Of course it's word salad.

I posted it because a few guys were getting verbose about logic, which is but an endeavor to find certainty in an uncertain world.

You are the first to call it what it is. Congratulations.

 

Heisenberg brought uncertainty to physics. Godel brought undecidability to mathematics. Derrida brought deconstruction to literature. Who will do it for logic?

LOL.  I love humor.  But is this intended to be sarcastic?

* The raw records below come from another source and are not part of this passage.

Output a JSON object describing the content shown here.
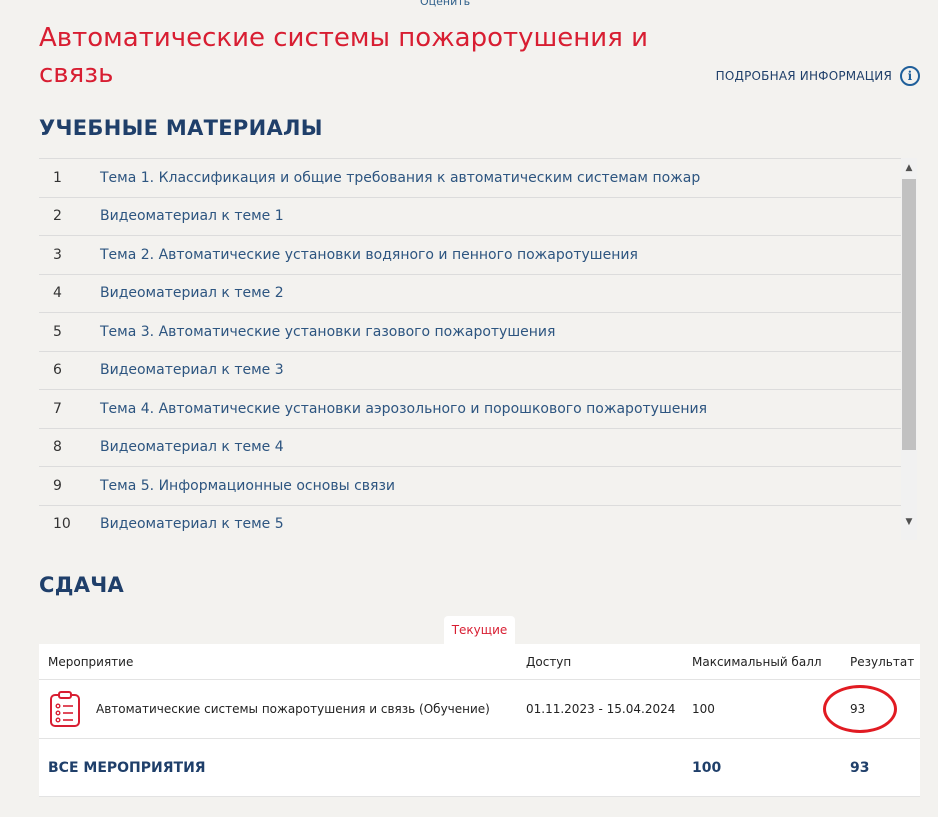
{
  "top_link": "Оценить",
  "course_title": "Автоматические системы пожаротушения и связь",
  "info_link": "ПОДРОБНАЯ ИНФОРМАЦИЯ",
  "info_icon": "info-circle-icon",
  "materials_heading": "УЧЕБНЫЕ МАТЕРИАЛЫ",
  "materials": [
    {
      "num": "1",
      "title": "Тема 1. Классификация и общие требования к автоматическим системам пожар"
    },
    {
      "num": "2",
      "title": "Видеоматериал к теме 1"
    },
    {
      "num": "3",
      "title": "Тема 2. Автоматические установки водяного и пенного пожаротушения"
    },
    {
      "num": "4",
      "title": "Видеоматериал к теме 2"
    },
    {
      "num": "5",
      "title": "Тема 3. Автоматические установки газового пожаротушения"
    },
    {
      "num": "6",
      "title": "Видеоматериал к теме 3"
    },
    {
      "num": "7",
      "title": "Тема 4. Автоматические установки аэрозольного и порошкового пожаротушения"
    },
    {
      "num": "8",
      "title": "Видеоматериал к теме 4"
    },
    {
      "num": "9",
      "title": "Тема 5. Информационные основы связи"
    },
    {
      "num": "10",
      "title": "Видеоматериал к теме 5"
    }
  ],
  "submission_heading": "СДАЧА",
  "tab_current": "Текущие",
  "table": {
    "headers": {
      "event": "Мероприятие",
      "access": "Доступ",
      "max_score": "Максимальный балл",
      "result": "Результат"
    },
    "rows": [
      {
        "icon": "clipboard-checklist-icon",
        "event": "Автоматические системы пожаротушения и связь (Обучение)",
        "access": "01.11.2023 - 15.04.2024",
        "max_score": "100",
        "result": "93"
      }
    ],
    "total": {
      "label": "ВСЕ МЕРОПРИЯТИЯ",
      "max_score": "100",
      "result": "93"
    }
  },
  "colors": {
    "title_red": "#d81e32",
    "navy": "#1f3f6a",
    "link_blue": "#2d5580",
    "annotation_red": "#e11b22",
    "background": "#f3f2ef"
  }
}
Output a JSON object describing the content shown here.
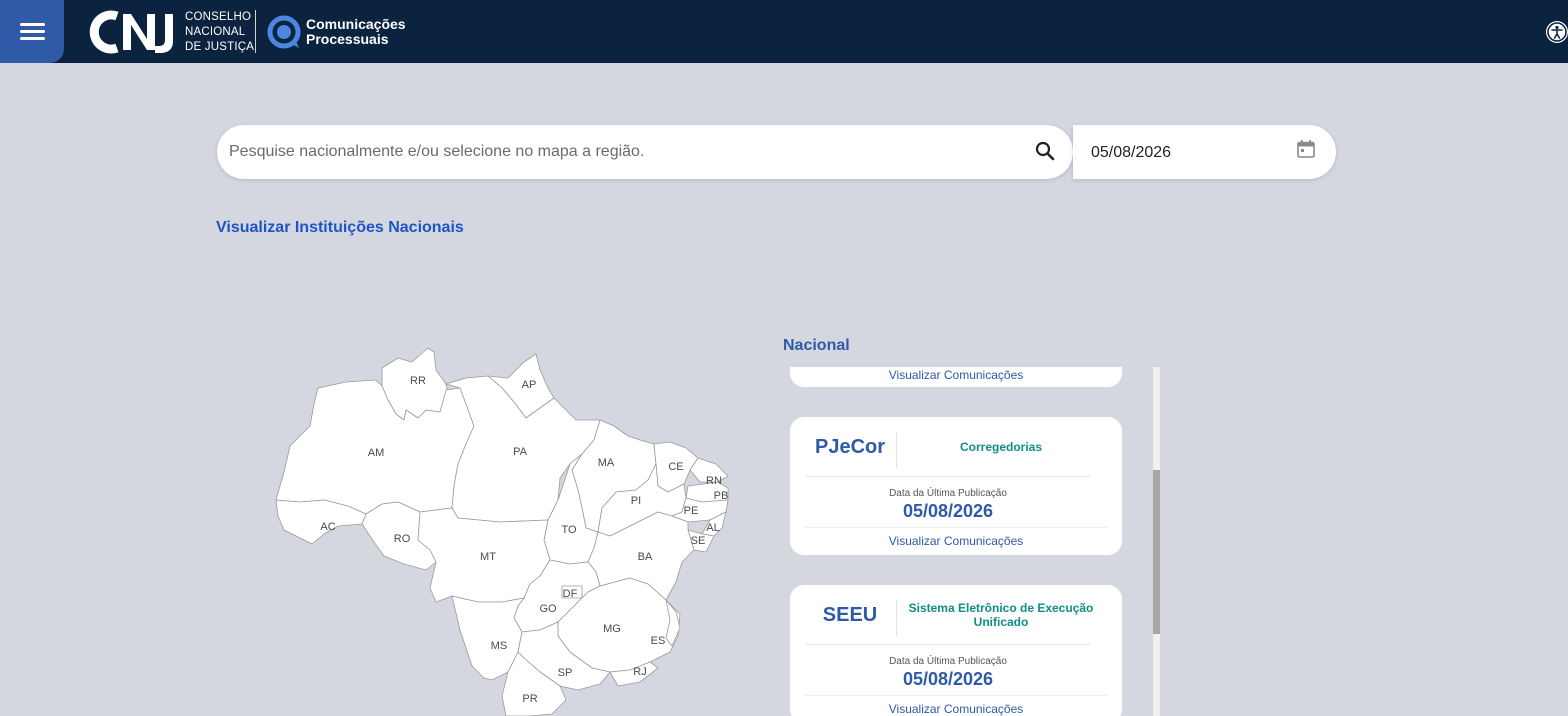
{
  "header": {
    "logo_org_lines": [
      "CONSELHO",
      "NACIONAL",
      "DE JUSTIÇA"
    ],
    "logo_product_lines": [
      "Comunicações",
      "Processuais"
    ]
  },
  "search": {
    "placeholder": "Pesquise nacionalmente e/ou selecione no mapa a região.",
    "value": "",
    "date_value": "05/08/2026"
  },
  "links": {
    "national_institutions": "Visualizar Instituições Nacionais"
  },
  "map": {
    "states": [
      "RR",
      "AP",
      "AM",
      "PA",
      "MA",
      "CE",
      "RN",
      "PB",
      "PI",
      "PE",
      "AL",
      "SE",
      "AC",
      "RO",
      "TO",
      "MT",
      "BA",
      "DF",
      "GO",
      "MG",
      "ES",
      "MS",
      "SP",
      "RJ",
      "PR"
    ]
  },
  "nacional": {
    "title": "Nacional",
    "partial_card_link": "Visualizar Comunicações",
    "cards": [
      {
        "system": "PJeCor",
        "description": "Corregedorias",
        "date_label": "Data da Última Publicação",
        "date": "05/08/2026",
        "link": "Visualizar Comunicações"
      },
      {
        "system": "SEEU",
        "description": "Sistema Eletrônico de Execução Unificado",
        "date_label": "Data da Última Publicação",
        "date": "05/08/2026",
        "link": "Visualizar Comunicações"
      }
    ]
  },
  "colors": {
    "header_bg": "#0c2340",
    "menu_bg": "#2e5aa7",
    "page_bg": "#d4d7df",
    "link_blue": "#1e55c4",
    "accent_blue": "#2e5aa7",
    "teal": "#0e8f80"
  },
  "icons": [
    "menu-icon",
    "cnj-logo",
    "comunicacoes-logo-icon",
    "accessibility-icon",
    "search-icon",
    "calendar-icon"
  ]
}
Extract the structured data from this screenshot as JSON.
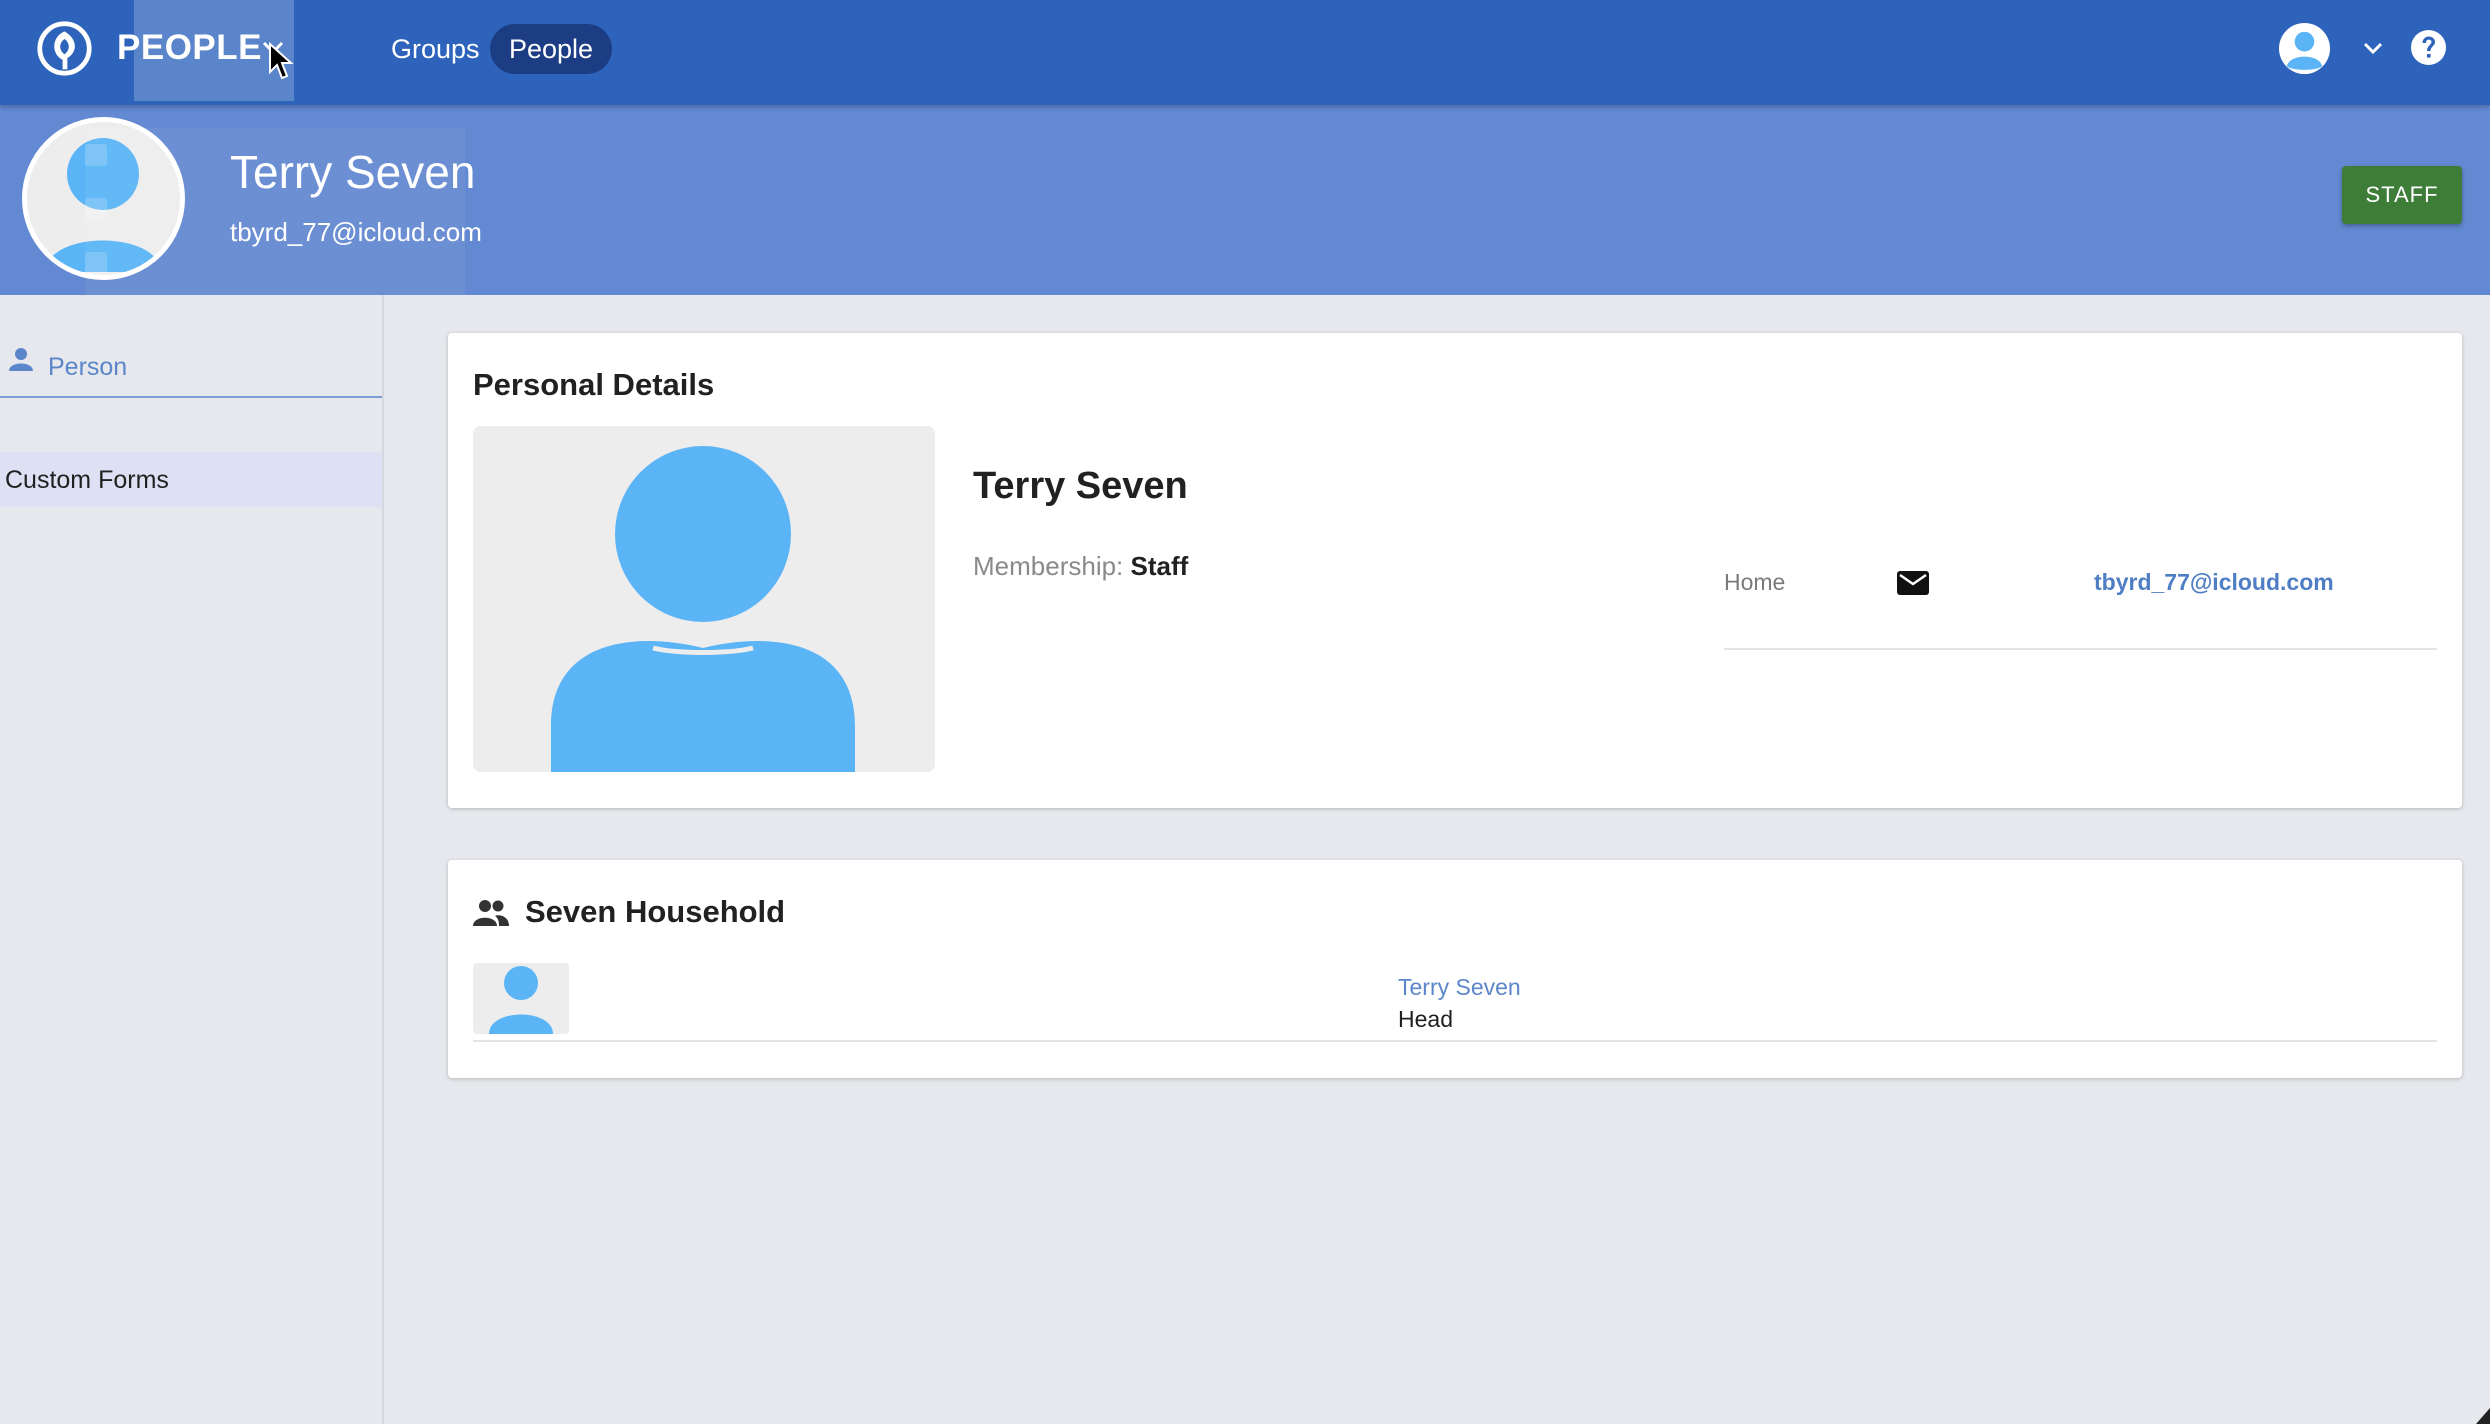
{
  "app": {
    "name": "PEOPLE",
    "brand_color": "#2e63bb",
    "header_color": "#6389d2"
  },
  "nav": {
    "tabs": [
      {
        "label": "Groups",
        "active": false
      },
      {
        "label": "People",
        "active": true
      }
    ]
  },
  "icons": {
    "logo": "church-logo-icon",
    "app_menu": "chevron-down-icon",
    "user": "user-avatar-icon",
    "user_menu": "chevron-down-icon",
    "help": "help-circle-icon",
    "person": "person-icon",
    "mail": "mail-icon",
    "household": "group-icon"
  },
  "header": {
    "name": "Terry Seven",
    "email": "tbyrd_77@icloud.com",
    "badge_label": "STAFF",
    "badge_color": "#3d7d38"
  },
  "side_menu": {
    "items": [
      {
        "label": "Person",
        "active": true
      },
      {
        "label": "Custom Forms",
        "active": false
      }
    ]
  },
  "personal_details": {
    "title": "Personal Details",
    "name": "Terry Seven",
    "membership_label": "Membership:",
    "membership_value": "Staff",
    "contacts": [
      {
        "type": "Home",
        "icon": "mail-icon",
        "value": "tbyrd_77@icloud.com"
      }
    ]
  },
  "household": {
    "title": "Seven Household",
    "members": [
      {
        "name": "Terry Seven",
        "role": "Head"
      }
    ]
  }
}
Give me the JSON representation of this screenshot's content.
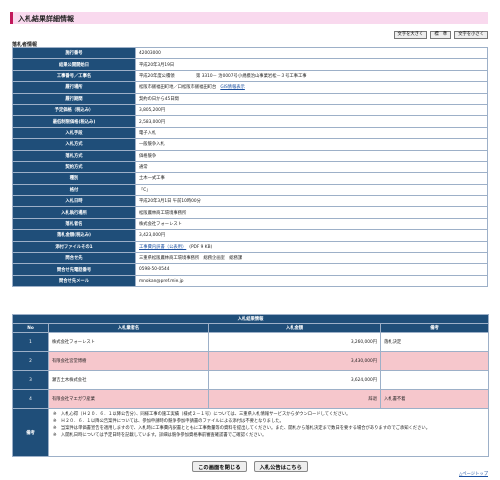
{
  "header": {
    "title": "入札結果詳細情報"
  },
  "text_size": {
    "larger": "文字を大きく",
    "standard": "標　準",
    "smaller": "文字を小さく"
  },
  "section": {
    "label": "落札者情報"
  },
  "info": [
    {
      "k": "施行番号",
      "v": "42003000"
    },
    {
      "k": "結果公開開始日",
      "v": "平成20年3月19日"
    },
    {
      "k": "工事番号／工事名",
      "v": "平成20年度公積領　　　　　第 3310－ 治0007号小規模治山事業岩松－３号工事工事"
    },
    {
      "k": "履行場所",
      "v": "松阪市飯福田町地／口松阪市飯福田町台",
      "link": "GIS情報表示"
    },
    {
      "k": "履行期間",
      "v": "契約の日から45日間"
    },
    {
      "k": "予定価格（税込み）",
      "v": "3,805,200円"
    },
    {
      "k": "最低制限価格(税込み)",
      "v": "2,583,000円"
    },
    {
      "k": "入札手段",
      "v": "電子入札"
    },
    {
      "k": "入札方式",
      "v": "一般競争入札"
    },
    {
      "k": "落札方式",
      "v": "価格競争"
    },
    {
      "k": "契約方式",
      "v": "通常"
    },
    {
      "k": "種別",
      "v": "土木一式工事"
    },
    {
      "k": "格付",
      "v": "「C」"
    },
    {
      "k": "入札日時",
      "v": "平成20年3月1日 午前10時00分"
    },
    {
      "k": "入札執行場所",
      "v": "松阪農林商工環境事務所"
    },
    {
      "k": "落札者名",
      "v": "株式会社フォーレスト"
    },
    {
      "k": "落札金額(税込み)",
      "v": "3,423,000円"
    },
    {
      "k": "添付ファイルその1",
      "v": "",
      "link": "工事費内訳書（公表用）",
      "suffix": "(PDF 9 KB)"
    },
    {
      "k": "問合せ先",
      "v": "三重県松阪農林商工環境事務所　総務企画室　総務課"
    },
    {
      "k": "問合せ先電話番号",
      "v": "0598-50-0544"
    },
    {
      "k": "問合せ先メール",
      "v": "mnokan@pref.mie.jp"
    }
  ],
  "results": {
    "heading": "入札結果情報",
    "cols": {
      "no": "No",
      "name": "入札業者名",
      "amount": "入札金額",
      "remarks": "備考"
    },
    "rows": [
      {
        "no": "1",
        "name": "株式会社フォーレスト",
        "amount": "3,260,000円",
        "remarks": "落札決定",
        "pink": false
      },
      {
        "no": "2",
        "name": "有限会社宮堂博樹",
        "amount": "3,430,000円",
        "remarks": "",
        "pink": true
      },
      {
        "no": "3",
        "name": "瀬吉土木株式会社",
        "amount": "3,624,000円",
        "remarks": "",
        "pink": false
      },
      {
        "no": "4",
        "name": "有限会社マエガワ産業",
        "amount": "辞退",
        "remarks": "入札書不着",
        "pink": true
      }
    ],
    "notes_label": "備考",
    "notes": [
      "※　入札心得（Ｈ２０．６．１以降公告分）、同様工事の施工実績（様式２－１号）については、三重県入札情報サービスからダウンロードしてください。",
      "※　Ｈ２０．６．１以降公告案件については、参加申請時の競争参加申請書のファイルによる添付は不要となりました。",
      "※　当案件は単価書宣告を適用しますので、入札時に工事費内訳書とともに工事数量等の資料を提出してください。また、開札から落札決定まで数日を要する場合がありますのでご承知ください。",
      "※　入開札日時については予定日時を記載しています。詳細は競争参加資格事前審査確認書でご確認ください。"
    ]
  },
  "footer": {
    "close": "この画面を閉じる",
    "notice": "入札公告はこちら",
    "pagetop": "△ページトップ"
  }
}
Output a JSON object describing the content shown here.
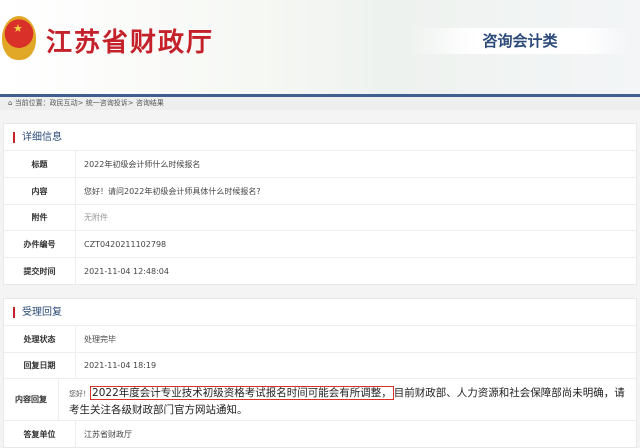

This reminds me of that day when I decided to read Michiavelli's The Prince as if he had wrote it with a sardonic tongue.  It changed my entire perspective on the novel.  And I continue to laugh to this day.  Enjoy.

I omitted Lobachevsky and Rieman, who brought distress to Euclidean geometers.

Not sarcastic; intended to point out that anthropocentric vanity explains many beliefs that were once firmly held.

Yeah, humility sucks, but I have faith that someone will someday do it for logic.